La creciente alarma de la recepcionista ante su comportamiento se le notó en los ojos, pero respondió con calma.
—No, monsieur, aunque…
—¿Qué pasa?
—Antes de irse a los jardines preguntó si sabía yo dónde podía tomar prestada…, no sé cómo se dice en inglés. Une pelle.
Julián se sobresaltó.
—¿Una pala?
Eloíse dio también un respingo de alarma en el momento en que Julián plantó violentamente ambas manos en el mostrador, dejando las huellas húmedas de sus palmas. La señora Martin sólo pudo haber pedido una pala si tenía la intención de excavar. Y para eso había esperado hasta saber que él no se encontraba en el hotel.

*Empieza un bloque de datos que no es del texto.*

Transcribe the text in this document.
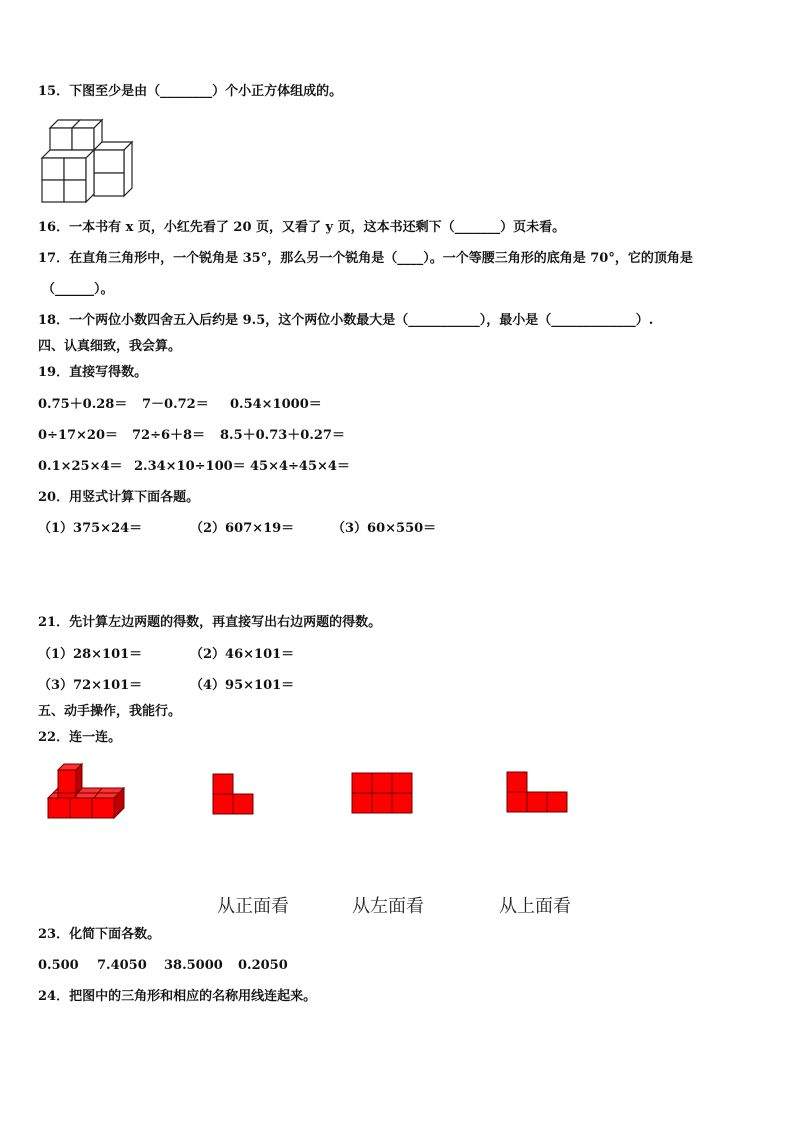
15．下图至少是由（________）个小正方体组成的。
16．一本书有 x 页，小红先看了 20 页，又看了 y 页，这本书还剩下（_______）页未看。
17．在直角三角形中，一个锐角是 35°，那么另一个锐角是（____）。一个等腰三角形的底角是 70°，它的顶角是
（______）。
18．一个两位小数四舍五入后约是 9.5，这个两位小数最大是（___________），最小是（_____________）.
四、认真细致，我会算。
19．直接写得数。
0.75＋0.28＝ 7－0.72＝ 0.54×1000＝
0÷17×20＝ 72÷6＋8＝ 8.5＋0.73＋0.27＝
0.1×25×4＝ 2.34×10÷100＝ 45×4÷45×4＝
20．用竖式计算下面各题。
（1）375×24＝	（2）607×19＝	（3）60×550＝
21．先计算左边两题的得数，再直接写出右边两题的得数。
（1）28×101＝	（2）46×101＝
（3）72×101＝	（4）95×101＝
五、动手操作，我能行。
22．连一连。
从正面看	从左面看	从上面看
23．化简下面各数。
0.500 7.4050 38.5000 0.2050
24．把图中的三角形和相应的名称用线连起来。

—Las cartas —murmuró—. Lo sabe.
—Qn’est-ce qu’ily a, monsieur? —dijo Éloise con nerviosismo—. Vous semblez…
Julián no respondió; se limitó a girar sobre sus talones, atravesar el vestíbulo y abrir la puerta de la terraza, para cerrarla de un portazo que dio contra la pared.
—¿Qué le digo a su sobrino si regresa? —le preguntó Éloise a gritos.
Desde la pequeña ventana de la parte posterior de recepción lo vio alejarse a grandes zancadas. No hacia el lago, como había hecho con anterioridad madame Martin, sino en dirección al bosque.